Inventories are stated at the weighted average cost method. Net realizable value is the estimated selling price, in the ordinary course of business, less estimated costs to complete and dispose of the product. If the Company identifies excess, obsolete or unsalable items, its inventories are written down to their realizable value in the period in which the impairment is first identified. The provision for inventory for the years ended December 31, 2021 and 2020 was $12,360 and $12,558, respectively. Shipping and handling costs incurred for inventory purchases and product shipments are recorded in cost of sales.





Discontinued Operations



In accordance with ASU No. 2014-08, Reporting Discontinued Operations and Disclosures of Disposals of Components of an Entity, a disposal of a component of an entity or a group of components of an entity is required to be reported as discontinued operations if the disposal represents a strategic shift that has (or will have) a major effect on an entity's operations and financial results when the components of an entity meets the criteria in paragraph 205-20-45-1E to be classified as held for sale.

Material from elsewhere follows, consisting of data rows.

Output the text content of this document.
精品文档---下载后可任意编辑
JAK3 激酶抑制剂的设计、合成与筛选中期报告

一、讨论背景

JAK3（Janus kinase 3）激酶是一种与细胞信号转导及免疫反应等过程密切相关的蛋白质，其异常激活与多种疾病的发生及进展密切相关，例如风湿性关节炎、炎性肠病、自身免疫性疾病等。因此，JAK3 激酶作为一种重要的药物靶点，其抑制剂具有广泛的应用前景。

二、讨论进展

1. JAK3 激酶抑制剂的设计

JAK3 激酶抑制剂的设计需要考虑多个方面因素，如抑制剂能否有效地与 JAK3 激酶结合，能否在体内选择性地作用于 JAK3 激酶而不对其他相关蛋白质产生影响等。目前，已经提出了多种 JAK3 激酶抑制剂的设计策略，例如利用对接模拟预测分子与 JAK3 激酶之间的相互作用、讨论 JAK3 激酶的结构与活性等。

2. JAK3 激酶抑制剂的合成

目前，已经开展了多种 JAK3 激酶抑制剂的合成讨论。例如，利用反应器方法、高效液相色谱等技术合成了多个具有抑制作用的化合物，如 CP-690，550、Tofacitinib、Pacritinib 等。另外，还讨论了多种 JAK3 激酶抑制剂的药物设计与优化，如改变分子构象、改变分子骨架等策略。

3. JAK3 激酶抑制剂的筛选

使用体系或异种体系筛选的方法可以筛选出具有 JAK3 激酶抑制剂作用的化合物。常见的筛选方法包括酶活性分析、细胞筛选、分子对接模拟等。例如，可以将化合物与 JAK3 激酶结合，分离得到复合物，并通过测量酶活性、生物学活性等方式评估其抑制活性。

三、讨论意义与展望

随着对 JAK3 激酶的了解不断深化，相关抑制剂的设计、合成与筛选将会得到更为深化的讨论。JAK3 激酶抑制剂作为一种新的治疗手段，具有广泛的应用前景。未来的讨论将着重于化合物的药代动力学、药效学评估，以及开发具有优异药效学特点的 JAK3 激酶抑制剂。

When all of the criteria to be classified as held for sale are met, including management, having the authority to approve the action, commits to a plan to sell the entity, the major current assets, other assets, current liabilities, and noncurrent liabilities shall be reported as components of total assets and liabilities separate from those balances of the continuing operations. At the same time, the results of all discontinued operations (which we presented as operations to be disposed and operations disposed), less applicable income taxes (benefit), shall be reported as components of net income (loss) separate from the net income (loss) of continuing operations in accordance with ASC 205-20-45.





Contractual Obligations


As a "smaller reporting company" as defined by Item 10 of Regulation S-K, the Company is not required to provide this information.